Do icaros, the traditional shamanic songs sung during psychedelic ayahuasca ceremonies, impact healing? New research sheds light.
It’s been more than 100 years since the late Lebanese writer Kahlil Gibran wrote that music is the language of the spirit. “It opens the secret of life bringing peace, abolishing strife,” he noted. It’s a truth many humans have understood for millennia, particularly when it comes to psychedelic experiences like the South American brew ayahuasca, which contains the powerful hallucinogen, N, N-Dimethyltryptamine (DMT).
Writer Michael Pollan explored this element of psychedelic healing sessions for his 2020 book, How to Change Your Mind. He detailed how certain music changed his experience while under the influence of psilocybin. He says it’s a product of synesthesia, where senses get cross-wired, further suggesting the important role music plays in how psychedelics are experienced.
Now, new research suggests there’s science to support what many psychonauts have long know: the role music plays in psychedelic experiences is significant.

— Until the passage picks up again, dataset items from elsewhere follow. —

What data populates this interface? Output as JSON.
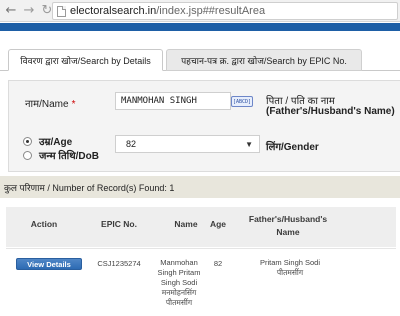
{
  "browser": {
    "url_host": "electoralsearch.in",
    "url_path": "/index.jsp##resultArea"
  },
  "tabs": [
    {
      "label": "विवरण द्वारा खोज/Search by Details",
      "active": true
    },
    {
      "label": "पहचान-पत्र क्र. द्वारा खोज/Search by EPIC No.",
      "active": false
    }
  ],
  "form": {
    "name_label": "नाम/Name",
    "required_mark": "*",
    "name_value": "MANMOHAN SINGH",
    "keyboard_label": "[ABCD]",
    "father_label_hi": "पिता / पति का नाम",
    "father_label_en": "(Father's/Husband's Name)",
    "age_label": "उम्र/Age",
    "dob_label": "जन्म तिथि/DoB",
    "age_value": "82",
    "gender_label": "लिंग/Gender",
    "age_selected": true
  },
  "results": {
    "count_text": "कुल परिणाम / Number of Record(s) Found: 1",
    "columns": [
      "Action",
      "EPIC No.",
      "Name",
      "Age",
      "Father's/Husband's Name"
    ],
    "rows": [
      {
        "action": "View Details",
        "epic": "CSJ1235274",
        "name_lines": [
          "Manmohan",
          "Singh Pritam",
          "Singh Sodi",
          "मनमोहनसिंग",
          "पीतमसींग"
        ],
        "age": "82",
        "father_lines": [
          "Pritam Singh Sodi",
          "पीतमसींग"
        ]
      }
    ]
  }
}
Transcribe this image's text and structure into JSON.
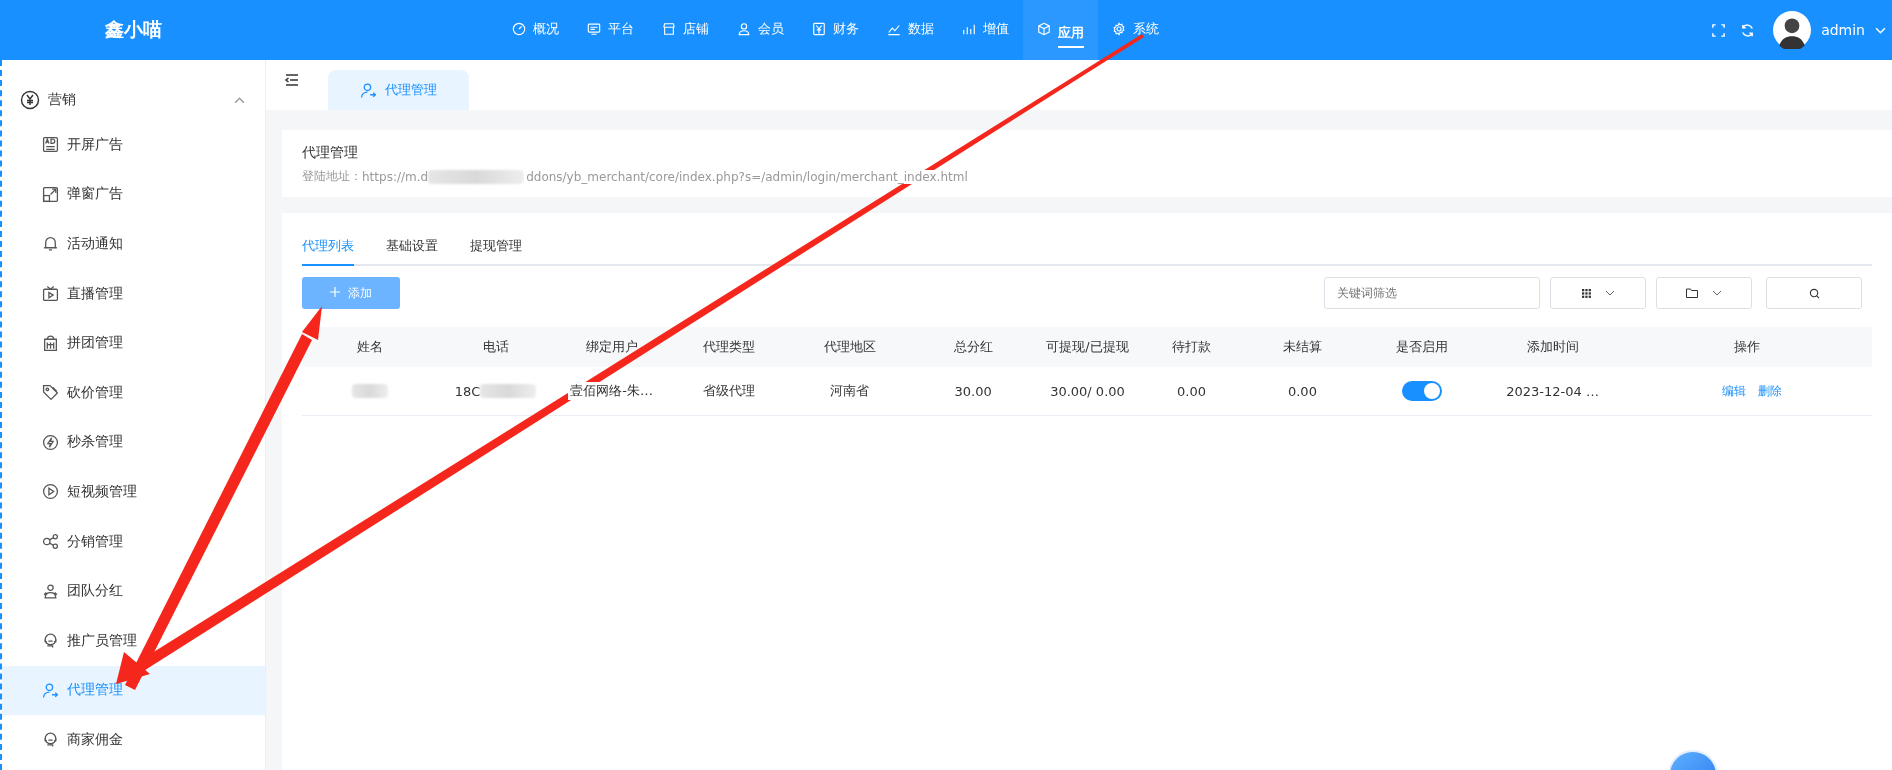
{
  "topbar": {
    "logo": "鑫小喵",
    "nav": [
      {
        "label": "概况",
        "selected": false
      },
      {
        "label": "平台",
        "selected": false
      },
      {
        "label": "店铺",
        "selected": false
      },
      {
        "label": "会员",
        "selected": false
      },
      {
        "label": "财务",
        "selected": false
      },
      {
        "label": "数据",
        "selected": false
      },
      {
        "label": "增值",
        "selected": false
      },
      {
        "label": "应用",
        "selected": true
      },
      {
        "label": "系统",
        "selected": false
      }
    ],
    "username": "admin"
  },
  "sidebar": {
    "group": {
      "label": "营销",
      "expanded": true
    },
    "items": [
      {
        "label": "开屏广告",
        "selected": false
      },
      {
        "label": "弹窗广告",
        "selected": false
      },
      {
        "label": "活动通知",
        "selected": false
      },
      {
        "label": "直播管理",
        "selected": false
      },
      {
        "label": "拼团管理",
        "selected": false
      },
      {
        "label": "砍价管理",
        "selected": false
      },
      {
        "label": "秒杀管理",
        "selected": false
      },
      {
        "label": "短视频管理",
        "selected": false
      },
      {
        "label": "分销管理",
        "selected": false
      },
      {
        "label": "团队分红",
        "selected": false
      },
      {
        "label": "推广员管理",
        "selected": false
      },
      {
        "label": "代理管理",
        "selected": true
      },
      {
        "label": "商家佣金",
        "selected": false
      }
    ]
  },
  "page_tabs": [
    {
      "label": "代理管理",
      "selected": true
    }
  ],
  "header": {
    "title": "代理管理",
    "url_label": "登陆地址：",
    "url_start": "https://m.d",
    "url_end": "ddons/yb_merchant/core/index.php?s=/admin/login/merchant_index.html"
  },
  "tabs": [
    {
      "label": "代理列表",
      "selected": true
    },
    {
      "label": "基础设置",
      "selected": false
    },
    {
      "label": "提现管理",
      "selected": false
    }
  ],
  "toolbar": {
    "add_button": "添加",
    "search": {
      "placeholder": "关键词筛选"
    }
  },
  "table": {
    "columns": [
      "姓名",
      "电话",
      "绑定用户",
      "代理类型",
      "代理地区",
      "总分红",
      "可提现/已提现",
      "待打款",
      "未结算",
      "是否启用",
      "添加时间",
      "操作"
    ],
    "rows": [
      {
        "phone": "18C",
        "user": "壹佰网络-朱…",
        "type": "省级代理",
        "region": "河南省",
        "total": "30.00",
        "withdraw": "30.00/ 0.00",
        "pending": "0.00",
        "unsettled": "0.00",
        "enabled": true,
        "time": "2023-12-04 …",
        "actions": [
          "编辑",
          "删除"
        ]
      }
    ]
  }
}
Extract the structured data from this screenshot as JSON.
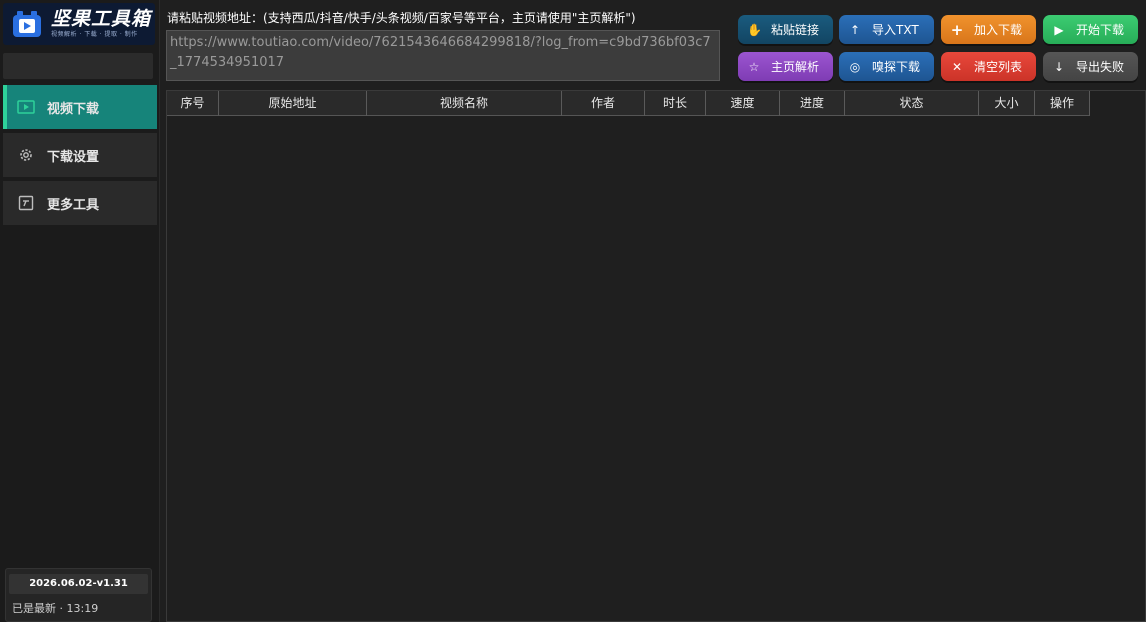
{
  "app": {
    "logo_title": "坚果工具箱",
    "logo_subtitle": "视频解析 · 下载 · 提取 · 制作"
  },
  "sidebar": {
    "items": [
      {
        "label": "视频下载",
        "icon": "video-play-icon",
        "active": true
      },
      {
        "label": "下载设置",
        "icon": "gear-icon",
        "active": false
      },
      {
        "label": "更多工具",
        "icon": "edit-box-icon",
        "active": false
      }
    ],
    "version": "2026.06.02-v1.31",
    "status": "已是最新 · 13:19"
  },
  "main": {
    "prompt_label": "请粘贴视频地址：(支持西瓜/抖音/快手/头条视频/百家号等平台，主页请使用\"主页解析\")",
    "url_value": "https://www.toutiao.com/video/7621543646684299818/?log_from=c9bd736bf03c7_1774534951017"
  },
  "buttons": {
    "paste": {
      "label": "粘贴链接",
      "icon": "hand-icon"
    },
    "import_txt": {
      "label": "导入TXT",
      "icon": "arrow-up-icon"
    },
    "add_download": {
      "label": "加入下载",
      "icon": "plus-icon"
    },
    "start_download": {
      "label": "开始下载",
      "icon": "play-icon"
    },
    "homepage_parse": {
      "label": "主页解析",
      "icon": "star-icon"
    },
    "sniff_download": {
      "label": "嗅探下载",
      "icon": "target-icon"
    },
    "clear_list": {
      "label": "清空列表",
      "icon": "close-icon"
    },
    "export_failed": {
      "label": "导出失败",
      "icon": "arrow-down-icon"
    }
  },
  "table": {
    "columns": [
      "序号",
      "原始地址",
      "视频名称",
      "作者",
      "时长",
      "速度",
      "进度",
      "状态",
      "大小",
      "操作"
    ],
    "rows": []
  },
  "colors": {
    "accent_teal": "#16847a",
    "active_bar": "#2ed29a",
    "blue": "#2b6fb8",
    "orange": "#f0922d",
    "green": "#3ccc72",
    "purple": "#9b55d1",
    "red": "#e8483b"
  }
}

And it may be critical in experiencing the full benefits of psychedelic ayahuasca ceremonies.
Peruvian songs, or, icaros, that are played during traditional ayahuasca ceremonies, showed benefits for men taking ayahuasca to help with their drug and alcohol addiction treatment.
The impact of the icaros were observed during ayahuasca ceremonies at the Takiwasi Center for Drug Addiction Rehabilitation and Research on Traditional Medicines in Tarapoto, Peru. The center only hosts men because most addicts in Peru and globally are men. The findings were published in the journal Anthropology of Consciousness.
“Ethnomusicologists and medical anthropologists understand the role that music plays in healing among many cultures,” lead researcher, University of California doctoral ethnomusicology student Owain J. Graham, said in a statement. “While Western biomedicine’s foundation in science is strong, it has also neglected to explain the connection of mind-body and how music can effect healing.”
Graham’s research is the first of its kind at the 30-year-old Takiwasi Center. According to the findings, 67 percent of the participants who underwent a nine-to-12-month program at Takiwasi Center did not return to substance abuse, and more than 85 percent showed “statistically significant improvements” on the Addictions Severity Index, an assessment tool used to evaluate substance abuse treatment.
All of the 180 patients analyzed between 2017 and 2019 said the traditional icaros played significant roles in their healing. The surveyed patients said the icaros, which are traditionally sung by shamans who are also under the influence of ayahuasca, changed their psycho-emotional state and helped to foster “unblocking,” which can include physical and emotional purging. Ayahuasca ceremonies typically last about six to eight hours.
Graham’s findings support the belief that psychedelics like ayahuasca offer spiritual healing benefits as well as some physical benefits. Psychedelics including ayahuasca, psilocybin, LSD, Iboga, and ketamine, have been the focus of a growing body of research into their benefits in treating a number of mental health issues including anxiety, depression, and PTSD.
Graham’s research stems from his exploration into the relationship between music and altered states of consciousness, specifically cultures with music-rich healing traditions.
“I got to thinking, ‘Maybe I can add something to this conversation. Maybe I can help add some context and hopefully amplify the perspectives of traditional healers using these medicines/substances.’ The healers inherited practices going back hundreds of years to their ancestors,” Graham said.
According to Graham’s findings, the participants’ responses about the impact of the icaros were the same regardless of culture or demographic background — 58 perent of the men were South American and 42 percent were Western European.
The research doesn’t make any conclusions about ayahuasca or icaros in healing substance abuse. Graham says it’s a process, which is why the Takiwasi Center hosts guests for up to a year. And, while there’s abundant anecdotal evidence supporting ayahuasca as an effective tool, Graham says more research is needed.
“A lot of people have been hearing more about ayahuasca in the past 10-15 years. Some claim they were reborn, with some major trauma healed after one ayahuasca session. That can happen, but that is not the normal case,” Graham said.
“What’s important to note is that there needs to be more collaboration between researchers across disciplinary lines,” he said. “Clinical researchers should be thinking of more traditional uses as they create therapies in hospital-type environments.”